My Vault Access Model: Root, Admin, Services and Humans
I Don’t Want to Live on the Root Token
Current implementation:
Vault gives you a root token at initialization.
It’s tempting to just keep using it for everything.
But for a long-term setup I want a clearer model:
- Root token for bootstrap and emergencies only.
- A dedicated admin persona for day-to-day Vault management.
- Service identities for agents, proxies and apps.
- Human operators with scoped capabilities.

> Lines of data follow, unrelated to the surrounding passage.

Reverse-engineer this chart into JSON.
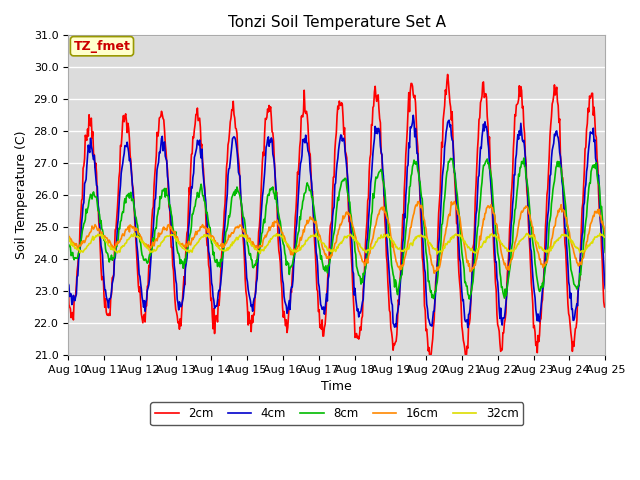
{
  "title": "Tonzi Soil Temperature Set A",
  "xlabel": "Time",
  "ylabel": "Soil Temperature (C)",
  "ylim": [
    21.0,
    31.0
  ],
  "yticks": [
    21.0,
    22.0,
    23.0,
    24.0,
    25.0,
    26.0,
    27.0,
    28.0,
    29.0,
    30.0,
    31.0
  ],
  "xtick_labels": [
    "Aug 10",
    "Aug 11",
    "Aug 12",
    "Aug 13",
    "Aug 14",
    "Aug 15",
    "Aug 16",
    "Aug 17",
    "Aug 18",
    "Aug 19",
    "Aug 20",
    "Aug 21",
    "Aug 22",
    "Aug 23",
    "Aug 24",
    "Aug 25"
  ],
  "colors": {
    "2cm": "#ff0000",
    "4cm": "#0000cc",
    "8cm": "#00bb00",
    "16cm": "#ff8800",
    "32cm": "#dddd00"
  },
  "linewidth": 1.2,
  "legend_label": "TZ_fmet",
  "fig_bg": "#ffffff",
  "plot_bg": "#dcdcdc",
  "grid_color": "#ffffff",
  "title_fontsize": 11,
  "label_fontsize": 9,
  "tick_fontsize": 8
}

High-Level Roles I’m Planning
Roughly:
- Root:
- enable/disable secrets engines,
- manage top-level policies,
- do dangerous operations.
- Admin:
- manage environment PKI mounts,
- manage auth methods,
- manage roles and policies for services.
- Services:
- Vault Agents,
- reverse proxies,
- applications that need secrets.
- Human users:
- maybe via GitHub/OIDC or cert auth,
- each with limited permissions.
Policies as the Core
Instead of memorizing who can do what, I want:
- policy files in version control,
- clear mapping from:
- user / service → policy names,
- scripts to apply or diff policies.
This access model should match the Unix user layout and PKI design, so that:
- a compromise of one environment proxy doesn’t give full Vault control,
- an app-only identity can’t touch PKI admin or offline-like operations.
What The Model Looks Like Now
The current repo is much stricter than this original sketch:
- root stays for bootstrap and emergency work,
- admin certs exist for day-to-day PKI and auth management,
- services authenticate as their own identities through
auth/cert, - policies are attached per app or proxy instead of shared broad service roles.
That means the real mapping is closer to:
- one Unix user
- one agent certificate identity
- one auth/cert mapping
- one small policy set
Examples from the current setup:
- app and proxy identities use their own certificate-auth mappings,
- app policies are split into things like PKI issuance and optional KV access,
- proxy identities are focused on CA-chain read and reload workflows instead of broad secret access.
This is the part that made the setup feel operational instead of experimental.